As was mentioned in the RAB/Borrell report, Babin pushed the industry to treat digital as a primary growth engine, saying, “2026 will be defined by the ability to deliver integrated radio and digital campaigns that offer measurable results. Our role is to help bring that clarity and to offer marketing solutions that are fully integrated that drive the end solution.”
Koehn, operating in a market of 20,000 people with 56 competing signals, described how Lenawee Broadcasting extended its flagship station WLEN across platforms. “We need to reach people everywhere they want to consume us,” she said. “As radio stations, we were the original content creators. Back 100 years ago, we started creating content. We have all this content we’ve created and we have to be able to share it in multiple platforms.”
She offered a concrete demonstration of how traditional radio bolsters modern commerce, adding, “We had a client who had a display ad on our website and they were getting maybe five to seven click-throughs a day.” Koehn commented, “We, on a Saturday morning, did two live commercials on the air about the study, and their clicks went to over 117 that day. Two spots are all it took to drive that click-through rate.”
Trust surfaced repeatedly as radio’s core competitive advantage.
Hulvey recounted a presentation made to a major holding company in New York where sportscaster Noah Eagle addressed several hundred advertising professionals. Eagle, son of broadcaster Ian Eagle, drew a distinction between his television and radio work that Hulvey said stopped the room. “When I do a television broadcast, I may have a much bigger audience at that moment in time,” Hulvey recounted, “But when I’m doing a radio broadcast, I’m actually drawing the picture, and then I’m coloring it in. And I am having an intimate relationship with the audience. And I can feel it as a radio broadcaster.”
Panelists backed that trust argument with servers.

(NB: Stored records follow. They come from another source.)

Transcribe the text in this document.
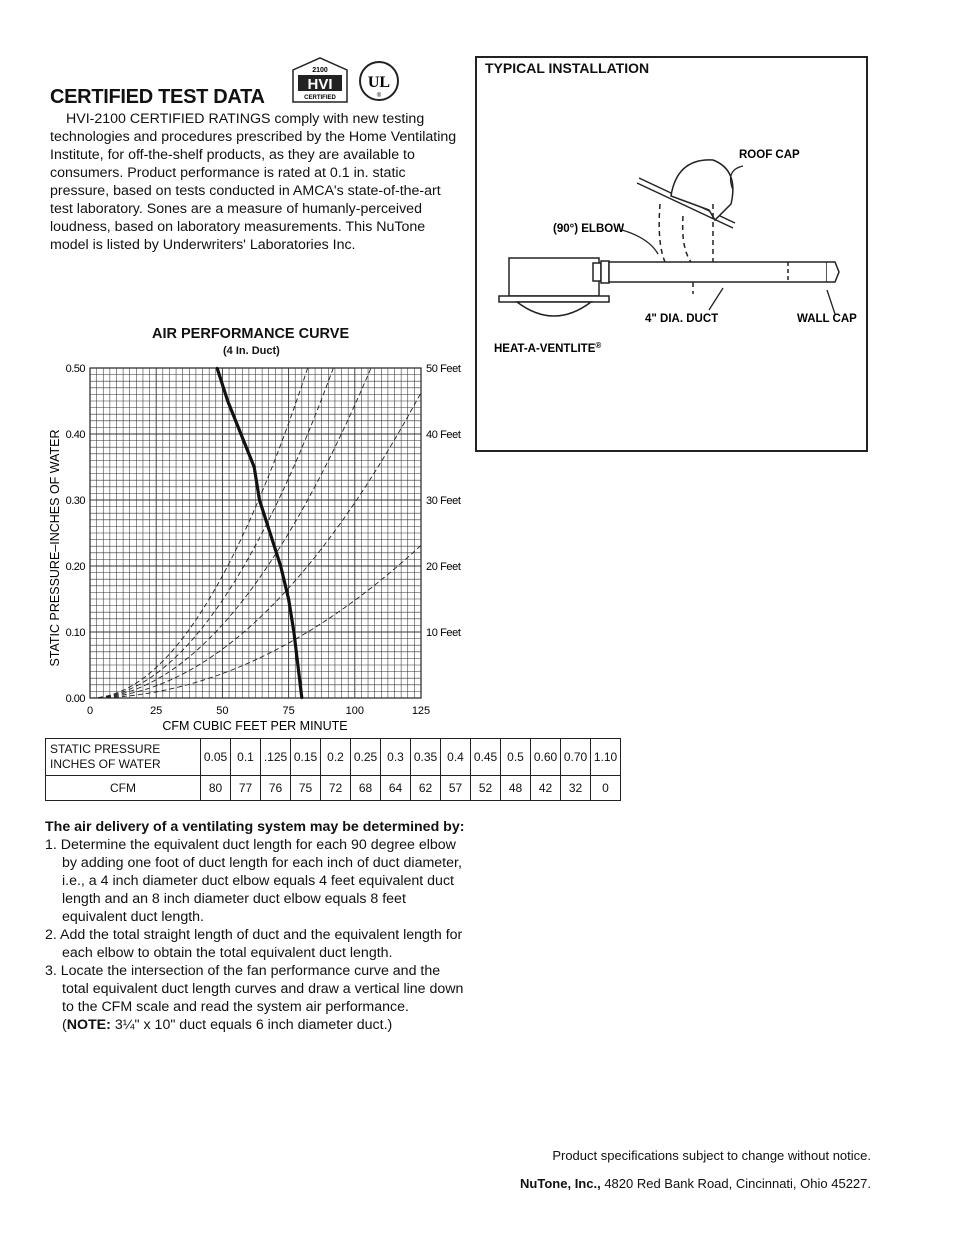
CERTIFIED TEST DATA
2100
HVI
CERTIFIED
UL
®

HVI-2100 CERTIFIED RATINGS comply with new testing technologies and procedures prescribed by the Home Ventilating Institute, for off-the-shelf products, as they are available to consumers. Product performance is rated at 0.1 in. static pressure, based on tests conducted in AMCA's state-of-the-art test laboratory. Sones are a measure of humanly-perceived loudness, based on laboratory measurements. This NuTone model is listed by Underwriters' Laboratories Inc.

TYPICAL INSTALLATION
ROOF CAP
(90°) ELBOW
4" DIA. DUCT	WALL CAP
HEAT-A-VENTLITE®
AIR PERFORMANCE CURVE
(4 In. Duct)
0	25	50	75	100	125
0.00
0.10
0.20
0.30
0.40
0.50
10 Feet
20 Feet
30 Feet
40 Feet
50 Feet
CFM CUBIC FEET PER MINUTE
STATIC PRESSURE–INCHES OF WATER
STATIC PRESSURE
INCHES OF WATER	0.05	0.1	.125	0.15	0.2	0.25	0.3	0.35	0.4	0.45	0.5	0.60	0.70	1.10
CFM	80	77	76	75	72	68	64	62	57	52	48	42	32	0
The air delivery of a ventilating system may be determined by:
1. Determine the equivalent duct length for each 90 degree elbow by adding one foot of duct length for each inch of duct diameter, i.e., a 4 inch diameter duct elbow equals 4 feet equivalent duct length and an 8 inch diameter duct elbow equals 8 feet equivalent duct length.
2. Add the total straight length of duct and the equivalent length for each elbow to obtain the total equivalent duct length.
3. Locate the intersection of the fan performance curve and the total equivalent duct length curves and draw a vertical line down to the CFM scale and read the system air performance.
(NOTE: 3¼" x 10" duct equals 6 inch diameter duct.)
Product specifications subject to change without notice.
NuTone, Inc., 4820 Red Bank Road, Cincinnati, Ohio 45227.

Sutherland reported that Bonneville’s two Phoenix stations have raised over $30 million for Phoenix Children’s Hospital across 16 years, including nearly $2.5 million in a single recent campaign. Babin described how WSB Radio in Atlanta raised $2.2 million in 36 hours during its 25th annual care-a-thon benefiting the Cancer and Blood Disorder Center at Children’s Healthcare of Atlanta. Koehn said Lenawee Broadcasting contributes over $1 million in cash and in-kind support to nonprofits annually in a community of 20,000, including more than $1 million raised over time for local veterans through its Think About project.
Hellum tied service directly back to business: “Big Tech can’t do that,” he said, describing how Townsquare’s New Jersey 101.5 team slept overnight at the station during a historic blizzard to broadcast through the storm. “They don’t care to do that. We’ve done that for a long time, and we still do it as best as anybody.”
Koehn returned to the fundamental strategic point of One Voice for Radio, adding, “Our competition is not each other,” she said. “Our competition is Big Tech and things that really are a little bit out of our control. But we have to remember that we’re a trusted member of the community. Radio is a trusted member of the community.”